Как старый лодочник, так и мистер Кит были правы в своих догадках. На рыночной площади происходили беспорядки и беспорядки серьёзные: настолько серьёзные, что впервые за пять лет — со времени того самого скандала, который учинила здесь ирландская леди со своим пуделем, — пришлось созывать Милицию. Вина же за происшедшее целиком лежала на Священных шестидесяти трёх.
Самого Мессию укорить было не за что. В последнее время бедный старик сильно сдал, ослаб и телом, и духом. Художник-француз, специально приехавший из Парижа, чтобы зарисовать его для предприимчивого журнала «L'Illustration»,[50] после нескольких сеансов позирования отозвался о нём без всякого снисхождения: «comlètement ga-ga».[51] Роскошь непентинской природы, обильная пища, преклонение учеников, алкогольные и плотские излишества подточили его крепкое мужицкое здоровье, помутили разум и не оставили камня на камне от энергии и коварства, позволявших ему некогда править Императорским Двором. Тело заплыло жиром. Сознание распадалось. Даже от присущей ему когда-то чистоплотности остались одни воспоминания. Одутловатый и бледный, он восседал в тёмной комнате, приобретая всё большее сходство с каким-то выросшим в тени непотребным овощем.
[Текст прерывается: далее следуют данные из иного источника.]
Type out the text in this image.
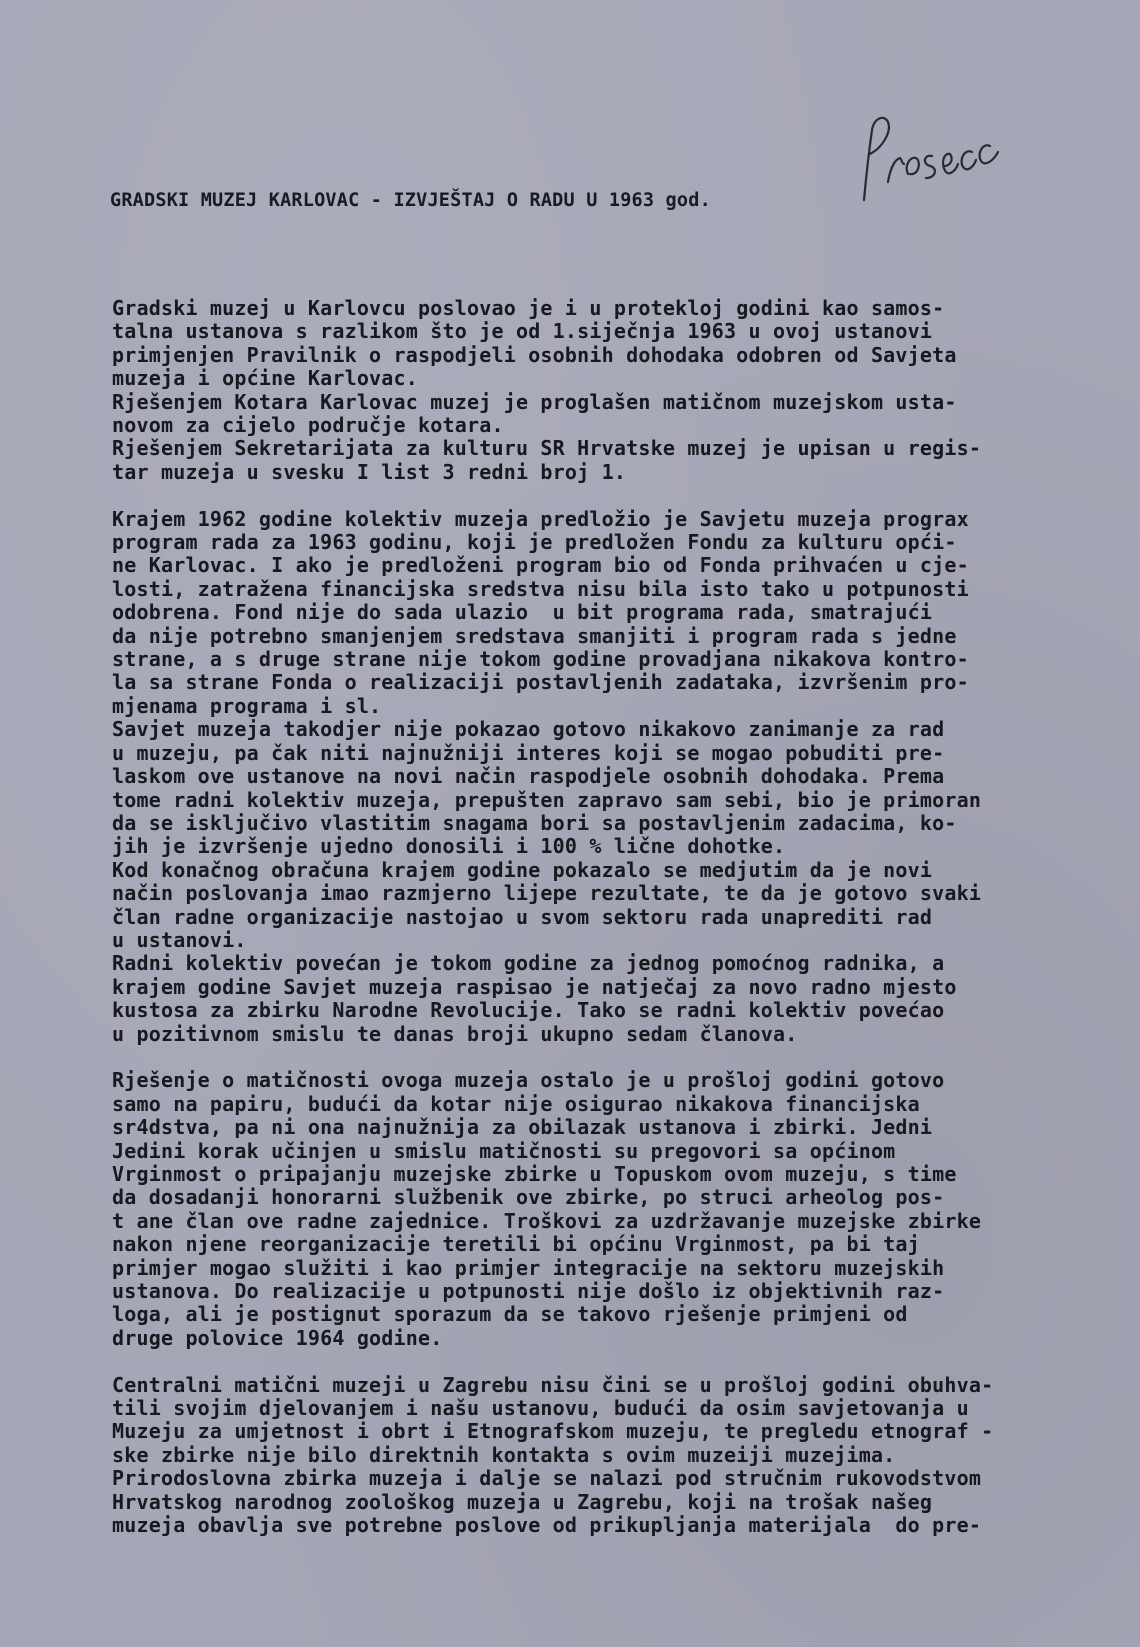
GRADSKI MUZEJ KARLOVAC - IZVJEŠTAJ O RADU U 1963 god.

Gradski muzej u Karlovcu poslovao je i u proteklој godini kao samos-
talna ustanova s razlikom što je od 1.siječnja 1963 u ovoj ustanovi
primjenjen Pravilnik o raspodjeli osobnih dohodaka odobren od Savjeta
muzeja i općine Karlovac.
Rješenjem Kotara Karlovac muzej je proglašen matičnom muzejskom usta-
novom za cijelo područje kotara.
Rješenjem Sekretarijata za kulturu SR Hrvatske muzej je upisan u regis-
tar muzeja u svesku I list 3 redni broj 1.

Krajem 1962 godine kolektiv muzeja predložio je Savjetu muzeja prograx
program rada za 1963 godinu, koji je predložen Fondu za kulturu opći-
ne Karlovac. I ako je predloženi program bio od Fonda prihvaćen u cje-
losti, zatražena financijska sredstva nisu bila isto tako u potpunosti
odobrena. Fond nije do sada ulazio  u bit programa rada, smatrajući
da nije potrebno smanjenjem sredstava smanjiti i program rada s jedne
strane, a s druge strane nije tokom godine provadjana nikakova kontro-
la sa strane Fonda o realizaciji postavljenih zadataka, izvršenim pro-
mjenama programa i sl.
Savjet muzeja takodjer nije pokazao gotovo nikakovo zanimanje za rad
u muzeju, pa čak niti najnužniji interes koji se mogao pobuditi pre-
laskom ove ustanove na novi način raspodjele osobnih dohodaka. Prema
tome radni kolektiv muzeja, prepušten zapravo sam sebi, bio je primoran
da se isključivo vlastitim snagama bori sa postavljenim zadacima, ko-
jih je izvršenje ujedno donosili i 100 % lične dohotke.
Kod konačnog obračuna krajem godine pokazalo se medjutim da je novi
način poslovanja imao razmjerno lijepe rezultate, te da je gotovo svaki
član radne organizacije nastojao u svom sektoru rada unaprediti rad
u ustanovi.
Radni kolektiv povećan je tokom godine za jednog pomoćnog radnika, a
krajem godine Savjet muzeja raspisao je natječaj za novo radno mjesto
kustosa za zbirku Narodne Revolucije. Tako se radni kolektiv povećao
u pozitivnom smislu te danas broji ukupno sedam članova.

Rješenje o matičnosti ovoga muzeja ostalo je u prošloj godini gotovo
samo na papiru, budući da kotar nije osigurao nikakova financijska
sr4dstva, pa ni ona najnužnija za obilazak ustanova i zbirki. Jedni
Jedini korak učinjen u smislu matičnosti su pregovori sa općinom
Vrginmost o pripajanju muzejske zbirke u Topuskom ovom muzeju, s time
da dosadanji honorarni službenik ove zbirke, po struci arheolog pos-
t ane član ove radne zajednice. Troškovi za uzdržavanje muzejske zbirke
nakon njene reorganizacije teretili bi općinu Vrginmost, pa bi taj
primjer mogao služiti i kao primjer integracije na sektoru muzejskih
ustanova. Do realizacije u potpunosti nije došlo iz objektivnih raz-
loga, ali je postignut sporazum da se takovo rješenje primjeni od
druge polovice 1964 godine.

Centralni matični muzeji u Zagrebu nisu čini se u prošloj godini obuhva-
tili svojim djelovanjem i našu ustanovu, budući da osim savjetovanja u
Muzeju za umjetnost i obrt i Etnografskom muzeju, te pregledu etnograf -
ske zbirke nije bilo direktnih kontakta s ovim muzeiji muzejima.
Prirodoslovna zbirka muzeja i dalje se nalazi pod stručnim rukovodstvom
Hrvatskog narodnog zoološkog muzeja u Zagrebu, koji na trošak našeg
muzeja obavlja sve potrebne poslove od prikupljanja materijala  do pre-
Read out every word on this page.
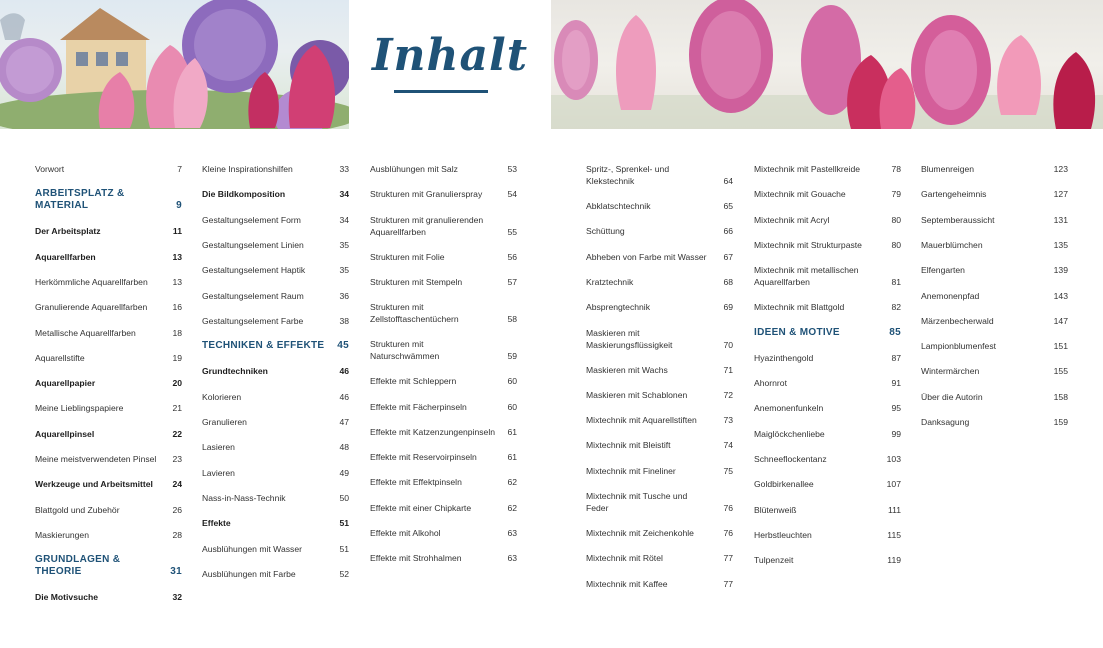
Inhalt
Vorwort	7
ARBEITSPLATZ & MATERIAL	9
Der Arbeitsplatz	11
Aquarellfarben	13
Herkömmliche Aquarellfarben	13
Granulierende Aquarellfarben	16
Metallische Aquarellfarben	18
Aquarellstifte	19
Aquarellpapier	20
Meine Lieblingspapiere	21
Aquarellpinsel	22
Meine meistverwendeten Pinsel	23
Werkzeuge und Arbeitsmittel	24
Blattgold und Zubehör	26
Maskierungen	28
GRUNDLAGEN & THEORIE	31
Die Motivsuche	32
Kleine Inspirationshilfen	33
Die Bildkomposition	34
Gestaltungselement Form	34
Gestaltungselement Linien	35
Gestaltungselement Haptik	35
Gestaltungselement Raum	36
Gestaltungselement Farbe	38
TECHNIKEN & EFFEKTE 45
Grundtechniken	46
Kolorieren	46
Granulieren	47
Lasieren	48
Lavieren	49
Nass-in-Nass-Technik	50
Effekte	51
Ausblühungen mit Wasser	51
Ausblühungen mit Farbe	52
Ausblühungen mit Salz	53
Strukturen mit Granulierspray	54
Strukturen mit granulierenden Aquarellfarben	55
Strukturen mit Folie	56
Strukturen mit Stempeln	57
Strukturen mit Zellstofftaschentüchern	58
Strukturen mit Naturschwämmen	59
Effekte mit Schleppern	60
Effekte mit Fächerpinseln	60
Effekte mit Katzenzungenpinseln 61
Effekte mit Reservoirpinseln	61
Effekte mit Effektpinseln	62
Effekte mit einer Chipkarte	62
Effekte mit Alkohol	63
Effekte mit Strohhalmen	63
Spritz-, Sprenkel- und Klekstechnik	64
Abklatschtechnik	65
Schüttung	66
Abheben von Farbe mit Wasser	67
Kratztechnik	68
Absprengtechnik	69
Maskieren mit Maskierungsflüssigkeit	70
Maskieren mit Wachs	71
Maskieren mit Schablonen	72
Mixtechnik mit Aquarellstiften	73
Mixtechnik mit Bleistift	74
Mixtechnik mit Fineliner	75
Mixtechnik mit Tusche und Feder	76
Mixtechnik mit Zeichenkohle	76
Mixtechnik mit Rötel	77
Mixtechnik mit Kaffee	77
Mixtechnik mit Pastellkreide	78
Mixtechnik mit Gouache	79
Mixtechnik mit Acryl	80
Mixtechnik mit Strukturpaste	80
Mixtechnik mit metallischen Aquarellfarben	81
Mixtechnik mit Blattgold	82
IDEEN & MOTIVE	85
Hyazinthengold	87
Ahornrot	91
Anemonenfunkeln	95
Maiglöckchenliebe	99
Schneeflockentanz	103
Goldbirkenallee	107
Blütenweiß	111
Herbstleuchten	115
Tulpenzeit	119
Blumenreigen	123
Gartengeheimnis	127
Septemberaussicht	131
Mauerblümchen	135
Elfengarten	139
Anemonenpfad	143
Märzenbecherwald	147
Lampionblumenfest	151
Wintermärchen	155
Über die Autorin	158
Danksagung	159
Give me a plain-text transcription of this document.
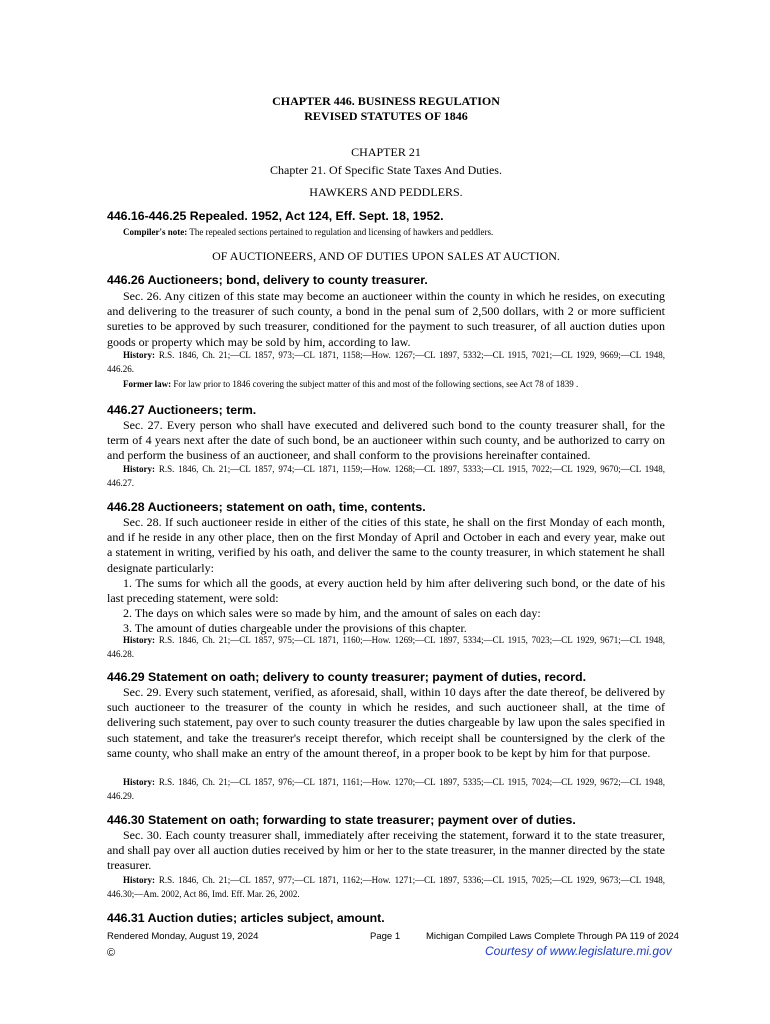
CHAPTER 446. BUSINESS REGULATION
REVISED STATUTES OF 1846
CHAPTER 21
Chapter 21. Of Specific State Taxes And Duties.
HAWKERS AND PEDDLERS.
446.16-446.25 Repealed. 1952, Act 124, Eff. Sept. 18, 1952.
Compiler's note: The repealed sections pertained to regulation and licensing of hawkers and peddlers.
OF AUCTIONEERS, AND OF DUTIES UPON SALES AT AUCTION.
446.26 Auctioneers; bond, delivery to county treasurer.

Sec. 26. Any citizen of this state may become an auctioneer within the county in which he resides, on executing and delivering to the treasurer of such county, a bond in the penal sum of 2,500 dollars, with 2 or more sufficient sureties to be approved by such treasurer, conditioned for the payment to such treasurer, of all auction duties upon goods or property which may be sold by him, according to law.

History: R.S. 1846, Ch. 21;—CL 1857, 973;—CL 1871, 1158;—How. 1267;—CL 1897, 5332;—CL 1915, 7021;—CL 1929, 9669;—CL 1948, 446.26.
Former law: For law prior to 1846 covering the subject matter of this and most of the following sections, see Act 78 of 1839 .
446.27 Auctioneers; term.

Sec. 27. Every person who shall have executed and delivered such bond to the county treasurer shall, for the term of 4 years next after the date of such bond, be an auctioneer within such county, and be authorized to carry on and perform the business of an auctioneer, and shall conform to the provisions hereinafter contained.

History: R.S. 1846, Ch. 21;—CL 1857, 974;—CL 1871, 1159;—How. 1268;—CL 1897, 5333;—CL 1915, 7022;—CL 1929, 9670;—CL 1948, 446.27.
446.28 Auctioneers; statement on oath, time, contents.

Sec. 28. If such auctioneer reside in either of the cities of this state, he shall on the first Monday of each month, and if he reside in any other place, then on the first Monday of April and October in each and every year, make out a statement in writing, verified by his oath, and deliver the same to the county treasurer, in which statement he shall designate particularly:

1. The sums for which all the goods, at every auction held by him after delivering such bond, or the date of his last preceding statement, were sold:

2. The days on which sales were so made by him, and the amount of sales on each day:

3. The amount of duties chargeable under the provisions of this chapter.

History: R.S. 1846, Ch. 21;—CL 1857, 975;—CL 1871, 1160;—How. 1269;—CL 1897, 5334;—CL 1915, 7023;—CL 1929, 9671;—CL 1948, 446.28.
446.29 Statement on oath; delivery to county treasurer; payment of duties, record.

Sec. 29. Every such statement, verified, as aforesaid, shall, within 10 days after the date thereof, be delivered by such auctioneer to the treasurer of the county in which he resides, and such auctioneer shall, at the time of delivering such statement, pay over to such county treasurer the duties chargeable by law upon the sales specified in such statement, and take the treasurer's receipt therefor, which receipt shall be countersigned by the clerk of the same county, who shall make an entry of the amount thereof, in a proper book to be kept by him for that purpose.

History: R.S. 1846, Ch. 21;—CL 1857, 976;—CL 1871, 1161;—How. 1270;—CL 1897, 5335;—CL 1915, 7024;—CL 1929, 9672;—CL 1948, 446.29.
446.30 Statement on oath; forwarding to state treasurer; payment over of duties.

Sec. 30. Each county treasurer shall, immediately after receiving the statement, forward it to the state treasurer, and shall pay over all auction duties received by him or her to the state treasurer, in the manner directed by the state treasurer.

History: R.S. 1846, Ch. 21;—CL 1857, 977;—CL 1871, 1162;—How. 1271;—CL 1897, 5336;—CL 1915, 7025;—CL 1929, 9673;—CL 1948, 446.30;—Am. 2002, Act 86, Imd. Eff. Mar. 26, 2002.
446.31 Auction duties; articles subject, amount.
Rendered Monday, August 19, 2024	Page 1	Michigan Compiled Laws Complete Through PA 119 of 2024
©	Courtesy of www.legislature.mi.gov
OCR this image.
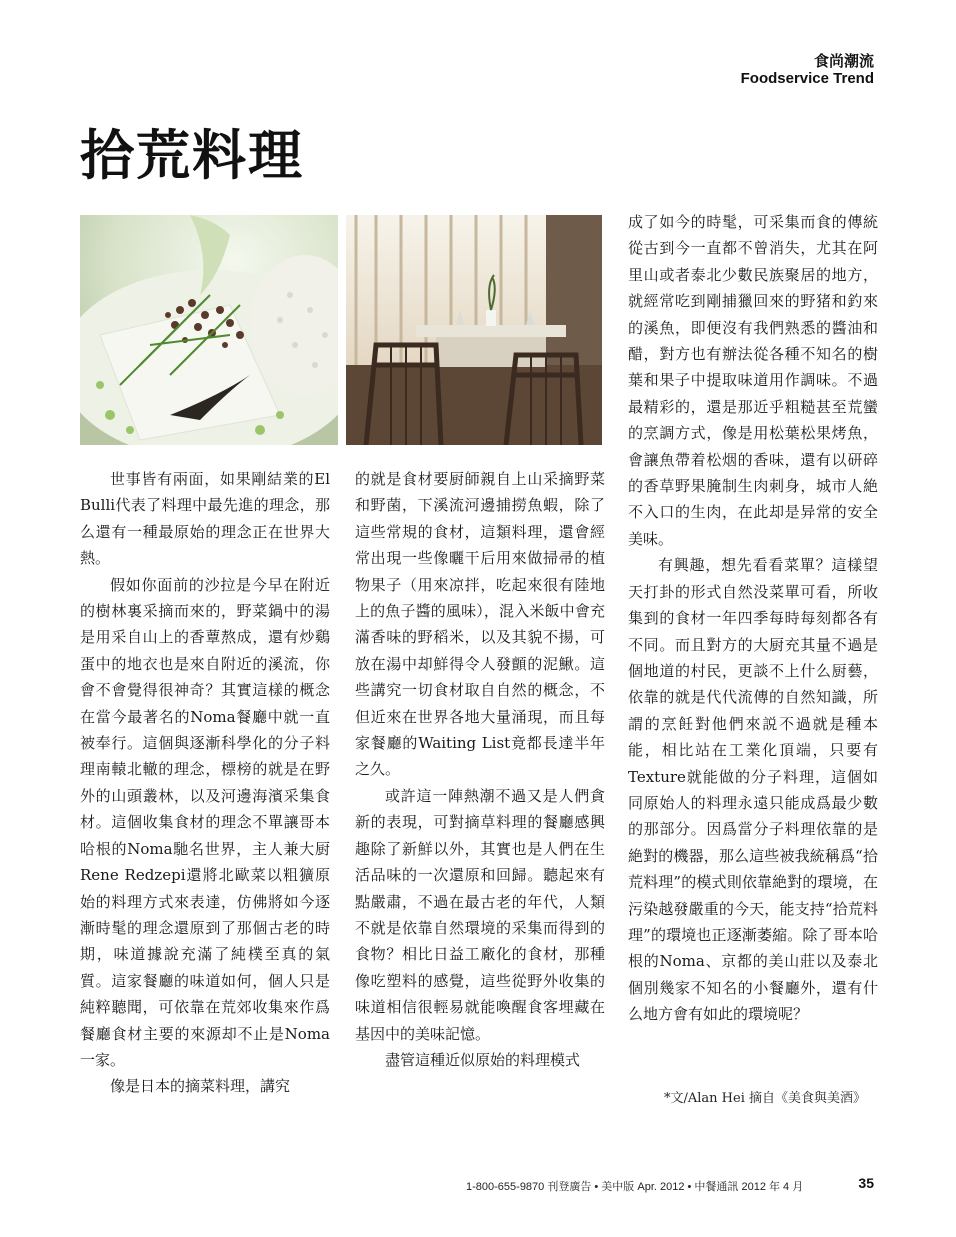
食尚潮流
Foodservice Trend
拾荒料理

世事皆有兩面，如果剛結業的El Bulli代表了料理中最先進的理念，那么還有一種最原始的理念正在世界大熱。

假如你面前的沙拉是今早在附近的樹林裏采摘而來的，野菜鍋中的湯是用采自山上的香蕈熬成，還有炒鷄蛋中的地衣也是來自附近的溪流，你會不會覺得很神奇？其實這樣的概念在當今最著名的Noma餐廳中就一直被奉行。這個與逐漸科學化的分子料理南轅北轍的理念，標榜的就是在野外的山頭叢林，以及河邊海濱采集食材。這個收集食材的理念不單讓哥本哈根的Noma馳名世界，主人兼大厨Rene Redzepi還將北歐菜以粗獷原始的料理方式來表達，仿佛將如今逐漸時髦的理念還原到了那個古老的時期，味道據說充滿了純樸至真的氣質。這家餐廳的味道如何，個人只是純粹聽聞，可依靠在荒郊收集來作爲餐廳食材主要的來源却不止是Noma一家。

像是日本的摘菜料理，講究

的就是食材要厨師親自上山采摘野菜和野菌，下溪流河邊捕撈魚蝦，除了這些常規的食材，這類料理，還會經常出現一些像曬干后用來做掃帚的植物果子（用來凉拌，吃起來很有陸地上的魚子醬的風味），混入米飯中會充滿香味的野稻米，以及其貌不揚，可放在湯中却鮮得令人發顫的泥鰍。這些講究一切食材取自自然的概念，不但近來在世界各地大量涌現，而且每家餐廳的Waiting List竟都長達半年之久。

或許這一陣熱潮不過又是人們貪新的表現，可對摘草料理的餐廳感興趣除了新鮮以外，其實也是人們在生活品味的一次還原和回歸。聽起來有點嚴肅，不過在最古老的年代，人類不就是依靠自然環境的采集而得到的食物？相比日益工廠化的食材，那種像吃塑料的感覺，這些從野外收集的味道相信很輕易就能喚醒食客埋藏在基因中的美味記憶。

盡管這種近似原始的料理模式

成了如今的時髦，可采集而食的傳統從古到今一直都不曾消失，尤其在阿里山或者泰北少數民族聚居的地方，就經常吃到剛捕獵回來的野猪和釣來的溪魚，即便沒有我們熟悉的醬油和醋，對方也有辦法從各種不知名的樹葉和果子中提取味道用作調味。不過最精彩的，還是那近乎粗糙甚至荒蠻的烹調方式，像是用松葉松果烤魚，會讓魚帶着松烟的香味，還有以研碎的香草野果腌制生肉刺身，城市人絶不入口的生肉，在此却是异常的安全美味。

有興趣，想先看看菜單？這樣望天打卦的形式自然没菜單可看，所收集到的食材一年四季每時每刻都各有不同。而且對方的大厨充其量不過是個地道的村民，更談不上什么厨藝，依靠的就是代代流傳的自然知識，所謂的烹飪對他們來説不過就是種本能，相比站在工業化頂端，只要有Texture就能做的分子料理，這個如同原始人的料理永遠只能成爲最少數的那部分。因爲當分子料理依靠的是絶對的機器，那么這些被我統稱爲“拾荒料理”的模式則依靠絶對的環境，在污染越發嚴重的今天，能支持“拾荒料理”的環境也正逐漸萎縮。除了哥本哈根的Noma、京都的美山莊以及泰北個別幾家不知名的小餐廳外，還有什么地方會有如此的環境呢？

*文/Alan Hei 摘自《美食與美酒》
1-800-655-9870 刊登廣告 • 美中版 Apr. 2012 • 中餐通訊 2012 年 4 月	35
Редкие движения давались ему всё с большим трудом; он и рот теперь если и раскрывал, то главным образом, чтобы поесть, ибо аппетит у него, благодаря определённого рода усилиям городского врача, сохранялся вполне удовлетворительный. Когда же он пытался говорить, то изо рта его вылетали разрозненные слоги, из каковых даже самым преданным ученикам не удавалось слепить фразу, связную настолько, чтобы её можно было вставить в «Златую Книгу». Широкой известности все эти обстоятельства ещё не приобрели, но посвящённые взирали на них в смятении. Для них не было тайной, что последние из вошедших в Книгу, приписываемых ему изречений числом в двадцать одно никогда не слетали с его уст. Их состряпала клика молодых экстремистов, ставших ныне хозяевами положения. Эти фанатики подредактировали «Златую Книгу», а старика держали в полном подчинении, оттерев его прежних, более умеренных приспешников.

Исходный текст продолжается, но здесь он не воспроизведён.